Le monde court à sa perte et elle le sait. Aussi elle fabrique du temps, pas ce temps immobile de confinement mais un temps de réparation, d’exploration, de travail pour détruire cette merde. Elle hurle sa haine à ces millions d’imbéciles qui se mettent à prêcher qu’il faut avoir la foi. «Ayez confiance en Dieu disent-ils. Quelle importance s’il encourage le viol, l’usure, le cancer, le génocide ? vous devez lui faire confiance.»

Je me suis attachée à elle, à cette sorcière tellurique, à cette démone sexuelle, à cet esprit nommé Lilith, à cette incarnation de Gaïa, animée de bonnes intentions et douée de pouvoirs extraordinaires comme elle le laisse entendre à ce jeune blanc-bec, son amant, qui se laisse mener sans rien comprendre pendant que l’intrigue se tisse autour de lui. Ce qu’elle sait elle ne le distille qu’avec parcimonie et s’il se montre agacé par certains de ses adages genre «je savais que cela arriverait», elle se contente de lui rétorquer qu’il existe peut-être des choses dont il n’est pas conscient.

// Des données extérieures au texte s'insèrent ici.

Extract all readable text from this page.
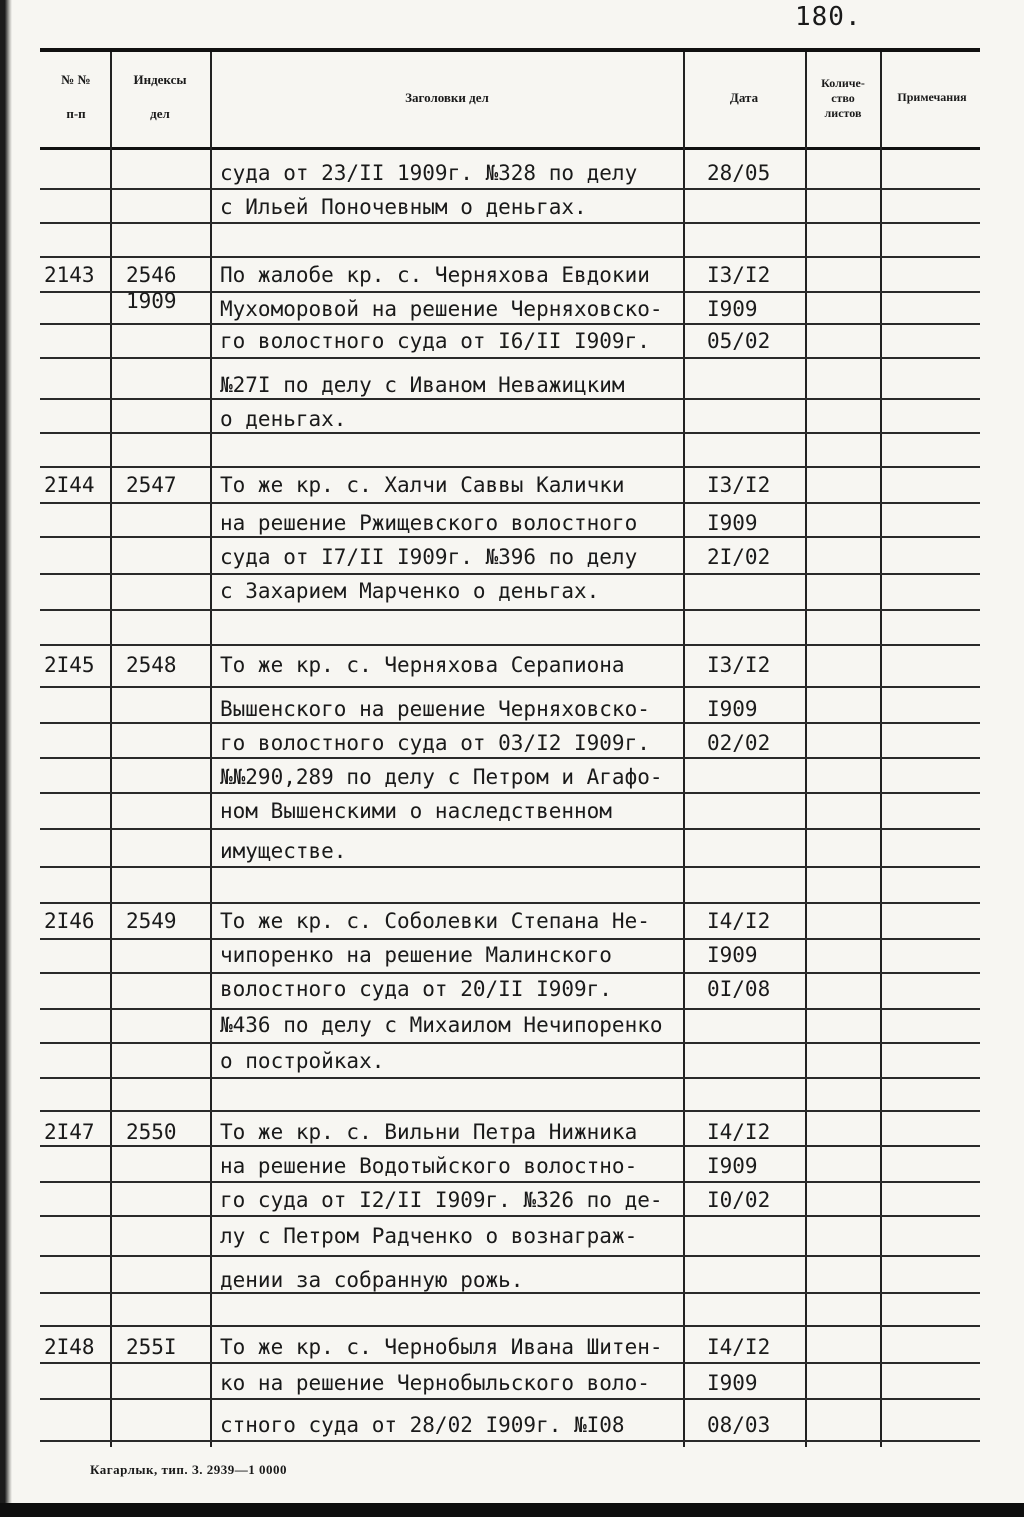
180.
№ №
п-п
Индексы
дел
Заголовки дел	Дата
Количе-
ство
листов
Примечания
суда от 23/II 1909г. №328 по делу
с Ильей Поночевным о деньгах.
28/05
2143 2546
1909
По жалобе кр. с. Черняхова Евдокии
Мухоморовой на решение Черняховско-
го волостного суда от I6/II I909г.
№27I по делу с Иваном Неважицким
о деньгах.
I3/I2
I909
05/02
2I44 2547 То же кр. с. Халчи Саввы Калички
на решение Ржищевского волостного
суда от I7/II I909г. №396 по делу
с Захарием Марченко о деньгах.
I3/I2
I909
2I/02
2I45 2548 То же кр. с. Черняхова Серапиона
Вышенского на решение Черняховско-
го волостного суда от 03/I2 I909г.
№№290,289 по делу с Петром и Агафо-
ном Вышенскими о наследственном
имуществе.
I3/I2
I909
02/02
2I46 2549 То же кр. с. Соболевки Степана Не-
чипоренко на решение Малинского
волостного суда от 20/II I909г.
№436 по делу с Михаилом Нечипоренко
о постройках.
I4/I2
I909
0I/08
2I47 2550 То же кр. с. Вильни Петра Нижника
на решение Водотыйского волостно-
го суда от I2/II I909г. №326 по де-
лу с Петром Радченко о вознаграж-
дении за собранную рожь.
I4/I2
I909
I0/02
2I48 255I То же кр. с. Чернобыля Ивана Шитен-
ко на решение Чернобыльского воло-
стного суда от 28/02 I909г. №I08
I4/I2
I909
08/03
Кагарлык, тип. З. 2939—1 0000
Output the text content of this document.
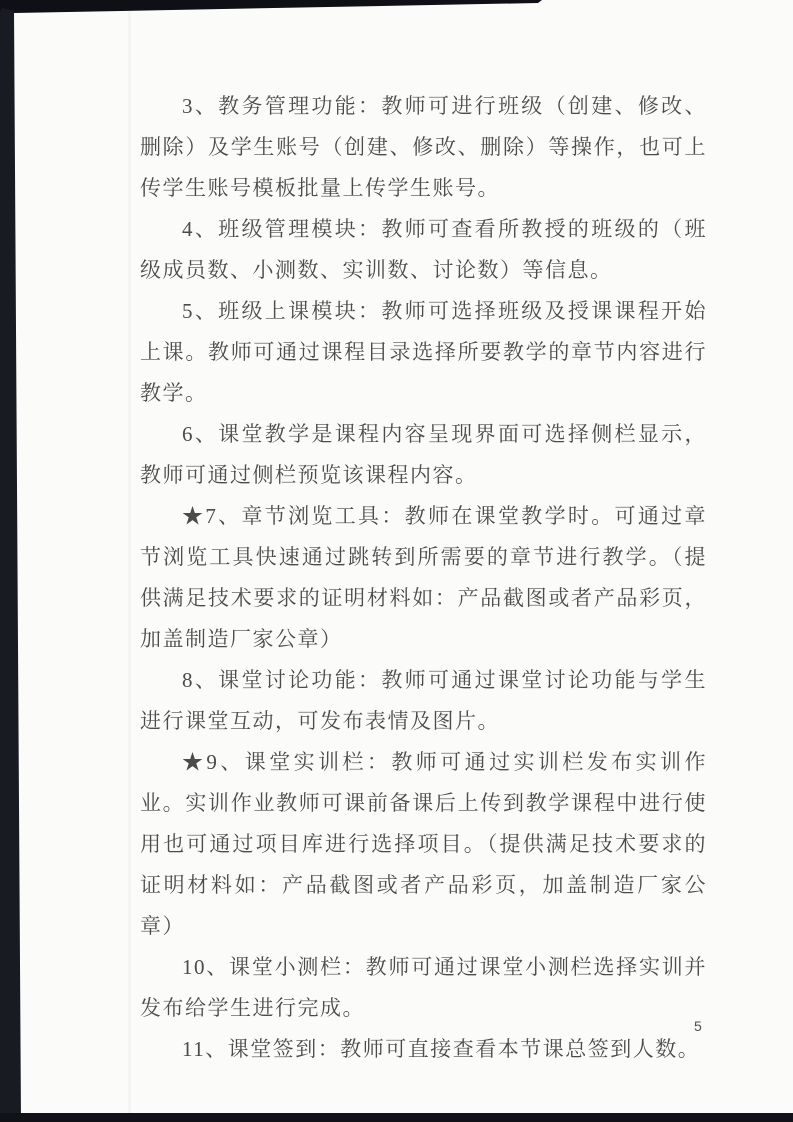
3、教务管理功能：教师可进行班级（创建、修改、删除）及学生账号（创建、修改、删除）等操作，也可上传学生账号模板批量上传学生账号。

4、班级管理模块：教师可查看所教授的班级的（班级成员数、小测数、实训数、讨论数）等信息。

5、班级上课模块：教师可选择班级及授课课程开始上课。教师可通过课程目录选择所要教学的章节内容进行教学。

6、课堂教学是课程内容呈现界面可选择侧栏显示，教师可通过侧栏预览该课程内容。

★7、章节浏览工具：教师在课堂教学时。可通过章节浏览工具快速通过跳转到所需要的章节进行教学。（提供满足技术要求的证明材料如：产品截图或者产品彩页，加盖制造厂家公章）

8、课堂讨论功能：教师可通过课堂讨论功能与学生进行课堂互动，可发布表情及图片。

★9、课堂实训栏：教师可通过实训栏发布实训作业。实训作业教师可课前备课后上传到教学课程中进行使用也可通过项目库进行选择项目。（提供满足技术要求的证明材料如：产品截图或者产品彩页，加盖制造厂家公章）

10、课堂小测栏：教师可通过课堂小测栏选择实训并发布给学生进行完成。

11、课堂签到：教师可直接查看本节课总签到人数。

5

«Les êtres humains ne sont pas doués pour comprendre ce qui se passe autour d’eux, affirme Lucius Shepard, l’auteur de cette divine novella, et pourtant leurs personnages de fiction y excellent, ce qui me frappe comme hautement irréaliste.»

Je considère pour ma part que ce sont d’eux que je tiens ce que je sais, c’est pourquoi Abi, Abimagique est ma compagne de ce temps-ci… un magnifique portrait de femme aussi impériale que mystérieuse…


Joëlle Losfeld Editrice

Lucius Shepard Abimagique Traduit de l’anglais (Etats-Unis) par Jean-Daniel Brèque. Le Bélial «Une Heure-Lumière», 104 pp., 8,90 € (ebook : 4,99 €).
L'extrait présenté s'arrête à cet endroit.